I set the papers down on the ground and dug in my bag for change. But as I inserted one quarter in the machine, the other one I held in my hand fell. I bent to search for it, as I had only enough money to buy one thing. I finally found it, placed it in the machine, and clicked on the letter-number combination that would provide my salvation.
It stuck. Unbelievable.
I clicked the numbers again. Nothing. My M&M’s were trapped by the machine.
I grabbed the sides of the machine and tried to shake it. No dice. Then I kicked it. Still nothing.
I glared at the machine. “Let them out.” I punctuated my statement with a few more useless kicks.
“You have an anger-management problem.”
I whipped around at the sound of the warm, lilting British accent behind me.

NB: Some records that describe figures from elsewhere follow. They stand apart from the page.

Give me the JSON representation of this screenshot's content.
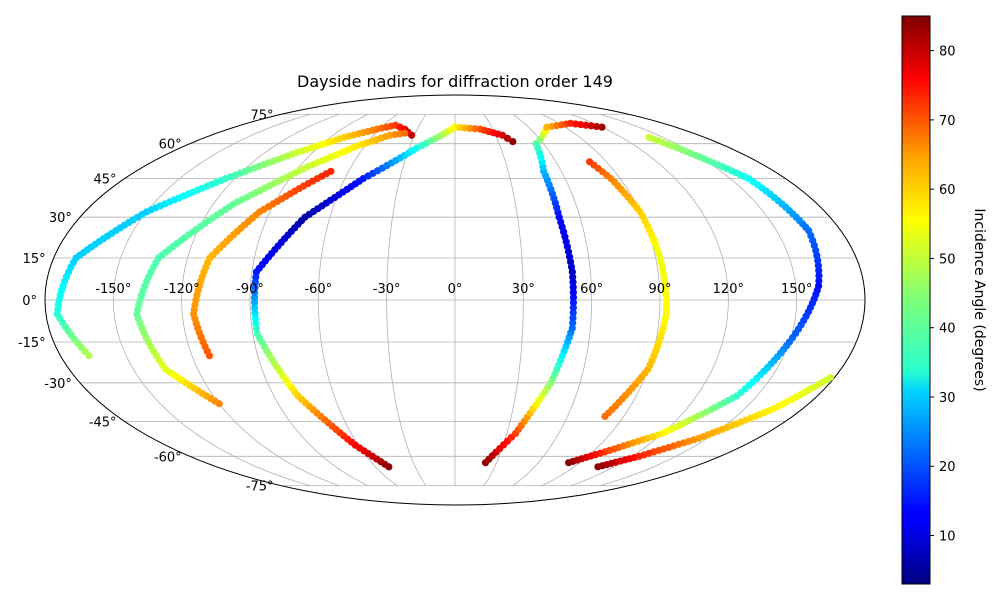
{
  "chart_data": {
    "type": "scatter",
    "projection": "mollweide",
    "title": "Dayside nadirs for diffraction order 149",
    "xlabel": "",
    "ylabel": "",
    "longitude_ticks": [
      "-150°",
      "-120°",
      "-90°",
      "-60°",
      "-30°",
      "0°",
      "30°",
      "60°",
      "90°",
      "120°",
      "150°"
    ],
    "latitude_ticks": [
      "-75°",
      "-60°",
      "-45°",
      "-30°",
      "-15°",
      "0°",
      "15°",
      "30°",
      "45°",
      "60°",
      "75°"
    ],
    "grid": true,
    "colorbar": {
      "label": "Incidence Angle (degrees)",
      "colormap": "jet",
      "range": [
        3,
        85
      ],
      "ticks": [
        "10",
        "20",
        "30",
        "40",
        "50",
        "60",
        "70",
        "80"
      ]
    },
    "series": [
      {
        "points": [
          {
            "lon": -167,
            "lat": -20,
            "inc": 48
          },
          {
            "lon": -175,
            "lat": -5,
            "inc": 37
          },
          {
            "lon": -170,
            "lat": 15,
            "inc": 30
          },
          {
            "lon": -150,
            "lat": 32,
            "inc": 30
          },
          {
            "lon": -125,
            "lat": 45,
            "inc": 38
          },
          {
            "lon": -100,
            "lat": 56,
            "inc": 50
          },
          {
            "lon": -80,
            "lat": 63,
            "inc": 58
          },
          {
            "lon": -62,
            "lat": 67,
            "inc": 65
          },
          {
            "lon": -50,
            "lat": 69,
            "inc": 70
          },
          {
            "lon": -40,
            "lat": 67,
            "inc": 76
          },
          {
            "lon": -32,
            "lat": 64,
            "inc": 80
          }
        ]
      },
      {
        "points": [
          {
            "lon": -120,
            "lat": -38,
            "inc": 64
          },
          {
            "lon": -135,
            "lat": -25,
            "inc": 52
          },
          {
            "lon": -140,
            "lat": -5,
            "inc": 42
          },
          {
            "lon": -133,
            "lat": 15,
            "inc": 40
          },
          {
            "lon": -110,
            "lat": 35,
            "inc": 42
          },
          {
            "lon": -85,
            "lat": 50,
            "inc": 50
          },
          {
            "lon": -65,
            "lat": 59,
            "inc": 56
          },
          {
            "lon": -48,
            "lat": 64,
            "inc": 62
          },
          {
            "lon": -38,
            "lat": 65,
            "inc": 66
          }
        ]
      },
      {
        "points": [
          {
            "lon": -112,
            "lat": -20,
            "inc": 68
          },
          {
            "lon": -115,
            "lat": -5,
            "inc": 63
          },
          {
            "lon": -110,
            "lat": 15,
            "inc": 60
          },
          {
            "lon": -95,
            "lat": 32,
            "inc": 64
          },
          {
            "lon": -80,
            "lat": 42,
            "inc": 70
          },
          {
            "lon": -70,
            "lat": 48,
            "inc": 72
          }
        ]
      },
      {
        "points": [
          {
            "lon": -50,
            "lat": -65,
            "inc": 84
          },
          {
            "lon": -62,
            "lat": -55,
            "inc": 75
          },
          {
            "lon": -78,
            "lat": -35,
            "inc": 58
          },
          {
            "lon": -88,
            "lat": -12,
            "inc": 40
          },
          {
            "lon": -88,
            "lat": 10,
            "inc": 15
          },
          {
            "lon": -72,
            "lat": 30,
            "inc": 6
          },
          {
            "lon": -50,
            "lat": 45,
            "inc": 15
          },
          {
            "lon": -25,
            "lat": 58,
            "inc": 35
          },
          {
            "lon": 0,
            "lat": 68,
            "inc": 55
          },
          {
            "lon": 20,
            "lat": 67,
            "inc": 68
          },
          {
            "lon": 35,
            "lat": 64,
            "inc": 78
          },
          {
            "lon": 40,
            "lat": 61,
            "inc": 84
          }
        ]
      },
      {
        "points": [
          {
            "lon": 22,
            "lat": -63,
            "inc": 84
          },
          {
            "lon": 35,
            "lat": -50,
            "inc": 70
          },
          {
            "lon": 46,
            "lat": -30,
            "inc": 45
          },
          {
            "lon": 52,
            "lat": -10,
            "inc": 22
          },
          {
            "lon": 52,
            "lat": 10,
            "inc": 8
          },
          {
            "lon": 50,
            "lat": 30,
            "inc": 14
          },
          {
            "lon": 50,
            "lat": 48,
            "inc": 28
          },
          {
            "lon": 55,
            "lat": 60,
            "inc": 40
          },
          {
            "lon": 75,
            "lat": 68,
            "inc": 60
          },
          {
            "lon": 100,
            "lat": 70,
            "inc": 72
          },
          {
            "lon": 120,
            "lat": 68,
            "inc": 82
          }
        ]
      },
      {
        "points": [
          {
            "lon": 80,
            "lat": -43,
            "inc": 66
          },
          {
            "lon": 90,
            "lat": -25,
            "inc": 60
          },
          {
            "lon": 93,
            "lat": -5,
            "inc": 54
          },
          {
            "lon": 92,
            "lat": 15,
            "inc": 53
          },
          {
            "lon": 90,
            "lat": 32,
            "inc": 58
          },
          {
            "lon": 85,
            "lat": 45,
            "inc": 64
          },
          {
            "lon": 80,
            "lat": 52,
            "inc": 70
          }
        ]
      },
      {
        "points": [
          {
            "lon": 140,
            "lat": 63,
            "inc": 50
          },
          {
            "lon": 160,
            "lat": 45,
            "inc": 35
          },
          {
            "lon": 165,
            "lat": 25,
            "inc": 22
          },
          {
            "lon": 160,
            "lat": 5,
            "inc": 14
          },
          {
            "lon": 150,
            "lat": -15,
            "inc": 22
          },
          {
            "lon": 140,
            "lat": -35,
            "inc": 38
          },
          {
            "lon": 120,
            "lat": -50,
            "inc": 55
          },
          {
            "lon": 98,
            "lat": -58,
            "inc": 70
          },
          {
            "lon": 82,
            "lat": -63,
            "inc": 84
          }
        ]
      },
      {
        "points": [
          {
            "lon": 178,
            "lat": -28,
            "inc": 50
          },
          {
            "lon": 165,
            "lat": -40,
            "inc": 55
          },
          {
            "lon": 145,
            "lat": -52,
            "inc": 62
          },
          {
            "lon": 125,
            "lat": -60,
            "inc": 72
          },
          {
            "lon": 108,
            "lat": -65,
            "inc": 84
          }
        ]
      }
    ]
  }
}
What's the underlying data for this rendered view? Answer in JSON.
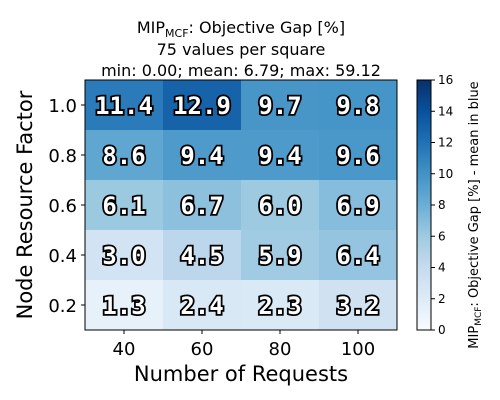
{
  "chart_data": {
    "type": "heatmap",
    "title": {
      "prefix": "MIP",
      "subscript": "MCF",
      "suffix": ": Objective Gap [%]",
      "line2": "75 values per square",
      "line3": "min: 0.00; mean: 6.79; max: 59.12"
    },
    "xlabel": "Number of Requests",
    "ylabel": "Node Resource Factor",
    "x_categories": [
      "40",
      "60",
      "80",
      "100"
    ],
    "y_categories": [
      "1.0",
      "0.8",
      "0.6",
      "0.4",
      "0.2"
    ],
    "values": [
      [
        11.4,
        12.9,
        9.7,
        9.8
      ],
      [
        8.6,
        9.4,
        9.4,
        9.6
      ],
      [
        6.1,
        6.7,
        6.0,
        6.9
      ],
      [
        3.0,
        4.5,
        5.9,
        6.4
      ],
      [
        1.3,
        2.4,
        2.3,
        3.2
      ]
    ],
    "colorbar": {
      "min": 0,
      "max": 16,
      "ticks": [
        0,
        2,
        4,
        6,
        8,
        10,
        12,
        14,
        16
      ],
      "label_prefix": "MIP",
      "label_subscript": "MCF",
      "label_suffix": ": Objective Gap [%] - mean in blue",
      "colormap": "Blues",
      "colormap_stops": [
        "#f7fbff",
        "#deebf7",
        "#c6dbef",
        "#9ecae1",
        "#6baed6",
        "#4292c6",
        "#2171b5",
        "#08519c",
        "#08306b"
      ]
    }
  }
}
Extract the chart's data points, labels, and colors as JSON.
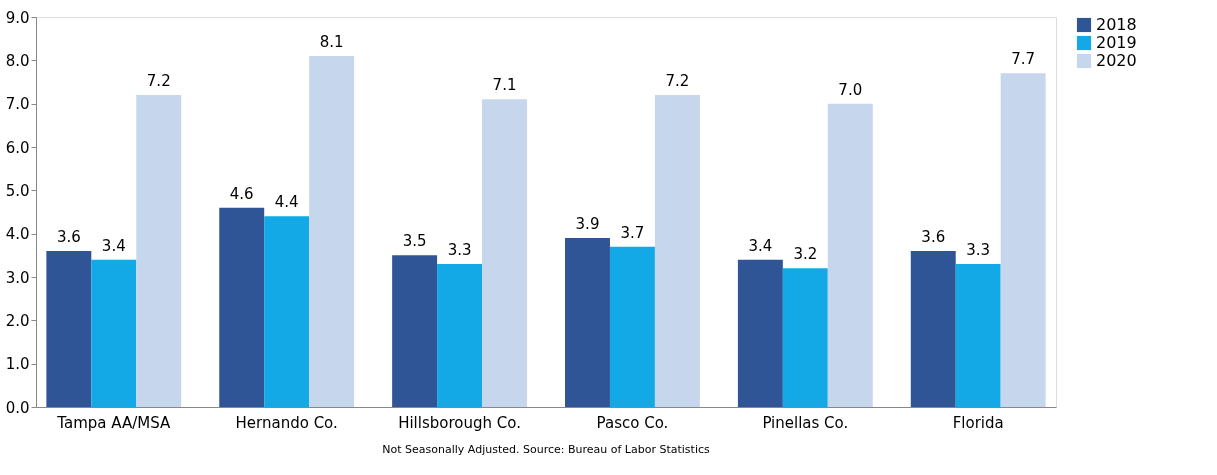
{
  "chart_data": {
    "type": "bar",
    "categories": [
      "Tampa AA/MSA",
      "Hernando Co.",
      "Hillsborough Co.",
      "Pasco Co.",
      "Pinellas Co.",
      "Florida"
    ],
    "series": [
      {
        "name": "2018",
        "color": "#2f5597",
        "values": [
          3.6,
          4.6,
          3.5,
          3.9,
          3.4,
          3.6
        ],
        "value_labels": [
          "3.6",
          "4.6",
          "3.5",
          "3.9",
          "3.4",
          "3.6"
        ]
      },
      {
        "name": "2019",
        "color": "#12a9e6",
        "values": [
          3.4,
          4.4,
          3.3,
          3.7,
          3.2,
          3.3
        ],
        "value_labels": [
          "3.4",
          "4.4",
          "3.3",
          "3.7",
          "3.2",
          "3.3"
        ]
      },
      {
        "name": "2020",
        "color": "#c6d6ec",
        "values": [
          7.2,
          8.1,
          7.1,
          7.2,
          7.0,
          7.7
        ],
        "value_labels": [
          "7.2",
          "8.1",
          "7.1",
          "7.2",
          "7.0",
          "7.7"
        ]
      }
    ],
    "ylim": [
      0,
      9
    ],
    "yticks": [
      {
        "value": 0,
        "label": "0.0"
      },
      {
        "value": 1,
        "label": "1.0"
      },
      {
        "value": 2,
        "label": "2.0"
      },
      {
        "value": 3,
        "label": "3.0"
      },
      {
        "value": 4,
        "label": "4.0"
      },
      {
        "value": 5,
        "label": "5.0"
      },
      {
        "value": 6,
        "label": "6.0"
      },
      {
        "value": 7,
        "label": "7.0"
      },
      {
        "value": 8,
        "label": "8.0"
      },
      {
        "value": 9,
        "label": "9.0"
      }
    ],
    "grid": false,
    "legend": "right",
    "annotations": [
      "Not Seasonally Adjusted.   Source: Bureau of Labor Statistics"
    ]
  }
}
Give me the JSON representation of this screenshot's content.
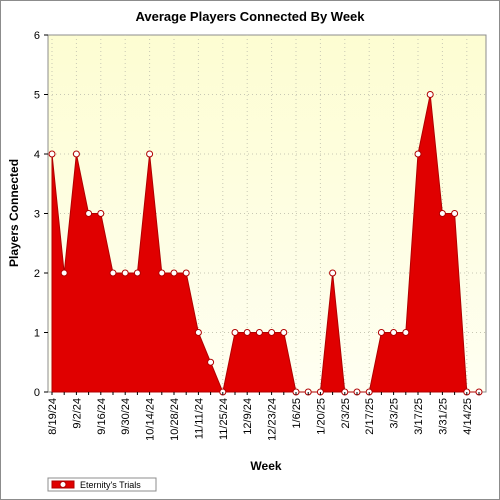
{
  "chart_data": {
    "type": "area",
    "title": "Average Players Connected By Week",
    "xlabel": "Week",
    "ylabel": "Players Connected",
    "ylim": [
      0,
      6
    ],
    "yticks": [
      0,
      1,
      2,
      3,
      4,
      5,
      6
    ],
    "x": [
      "8/19/24",
      "8/26/24",
      "9/2/24",
      "9/9/24",
      "9/16/24",
      "9/23/24",
      "9/30/24",
      "10/7/24",
      "10/14/24",
      "10/21/24",
      "10/28/24",
      "11/4/24",
      "11/11/24",
      "11/18/24",
      "11/25/24",
      "12/2/24",
      "12/9/24",
      "12/16/24",
      "12/23/24",
      "12/30/24",
      "1/6/25",
      "1/13/25",
      "1/20/25",
      "1/27/25",
      "2/3/25",
      "2/10/25",
      "2/17/25",
      "2/24/25",
      "3/3/25",
      "3/10/25",
      "3/17/25",
      "3/24/25",
      "3/31/25",
      "4/7/25",
      "4/14/25",
      "4/21/25"
    ],
    "tick_labels": [
      "8/19/24",
      "9/2/24",
      "9/16/24",
      "9/30/24",
      "10/14/24",
      "10/28/24",
      "11/11/24",
      "11/25/24",
      "12/9/24",
      "12/23/24",
      "1/6/25",
      "1/20/25",
      "2/3/25",
      "2/17/25",
      "3/3/25",
      "3/17/25",
      "3/31/25",
      "4/14/25"
    ],
    "series": [
      {
        "name": "Eternity's Trials",
        "values": [
          4,
          2,
          4,
          3,
          3,
          2,
          2,
          2,
          4,
          2,
          2,
          2,
          1,
          0.5,
          0,
          1,
          1,
          1,
          1,
          1,
          0,
          0,
          0,
          2,
          0,
          0,
          0,
          1,
          1,
          1,
          4,
          5,
          3,
          3,
          0,
          0
        ]
      }
    ],
    "grid": true,
    "legend": "bottom-left",
    "colors": {
      "fill": "#e00000",
      "stroke": "#b00000",
      "plot_bg_top": "#fefed8",
      "plot_bg_bottom": "#ffffee"
    }
  }
}
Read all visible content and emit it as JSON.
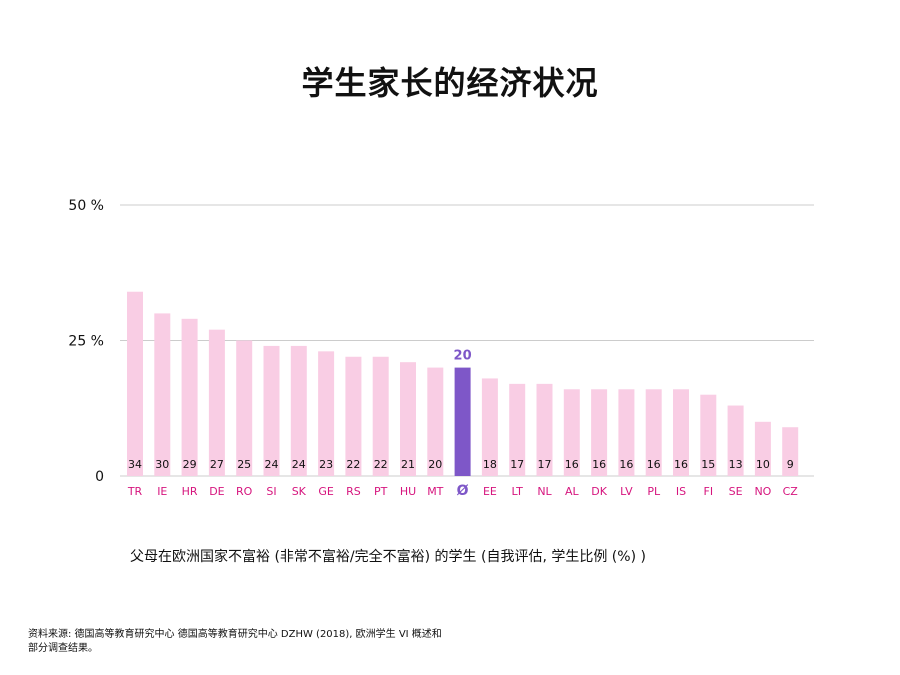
{
  "title": "学生家长的经济状况",
  "caption": "父母在欧洲国家不富裕 (非常不富裕/完全不富裕) 的学生 (自我评估, 学生比例 (%) )",
  "source": "资料来源: 德国高等教育研究中心 德国高等教育研究中心 DZHW (2018), 欧洲学生 VI 概述和部分调查结果。",
  "colors": {
    "bar": "#f9cde4",
    "highlight_bar": "#7e57c8",
    "country_label": "#d6157e",
    "highlight_label": "#7e57c8",
    "grid": "#cccccc",
    "text": "#111111"
  },
  "chart_data": {
    "type": "bar",
    "categories": [
      "TR",
      "IE",
      "HR",
      "DE",
      "RO",
      "SI",
      "SK",
      "GE",
      "RS",
      "PT",
      "HU",
      "MT",
      "Ø",
      "EE",
      "LT",
      "NL",
      "AL",
      "DK",
      "LV",
      "PL",
      "IS",
      "FI",
      "SE",
      "NO",
      "CZ"
    ],
    "values": [
      34,
      30,
      29,
      27,
      25,
      24,
      24,
      23,
      22,
      22,
      21,
      20,
      20,
      18,
      17,
      17,
      16,
      16,
      16,
      16,
      16,
      15,
      13,
      10,
      9
    ],
    "value_labels": [
      "34",
      "30",
      "29",
      "27",
      "25",
      "24",
      "24",
      "23",
      "22",
      "22",
      "21",
      "20",
      "20",
      "18",
      "17",
      "17",
      "16",
      "16",
      "16",
      "16",
      "16",
      "15",
      "13",
      "10",
      "9"
    ],
    "highlight_index": 12,
    "ylim": [
      0,
      50
    ],
    "yticks": [
      0,
      25,
      50
    ],
    "ytick_labels": [
      "0",
      "25 %",
      "50 %"
    ],
    "grid": true
  }
}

The person it belonged to sat on the picnic table under the tiki hut. His general state of disarray was almost enough to distract me from his face. The boy—if he could be called that, looking like he belonged in college, not high school—wore Chucks with holes worn through, no laces. Slim charcoal pants and a white button-down shirt covered his lean, spare frame. His tie was loose, his cuffs were undone, and his blazer lay in a heap beside him as he lazily leaned back on the palms of his hands.
His strong jaw and chin were slightly scruffy, as though he hadn’t shaved in days, and his eyes looked gray in the shade. Strands of his dark chestnut hair stuck out every which way. Bedroom hair. He could be considered pale in comparison to everyone else I’d observed in Florida thus far, which is to say he wasn’t orange.
He was beautiful. And he was smiling at me.
SMILING AT ME LIKE HE KNEW ME. I TURNED my head, wondering if there was anyone behind me. Nope. No one there. When I glanced back in the boy’s direction, he was gone.
I blinked, disoriented, and bent to pick up my things. I heard footsteps approach, but they stopped just before they reached me.
The perfectly tanned blond girl wore heeled oxfords and white kneesocks with her just-above-the-knee charcoal and navy plaid skirt. The fact that I’d be wearing the same thing in a week hurt my soul.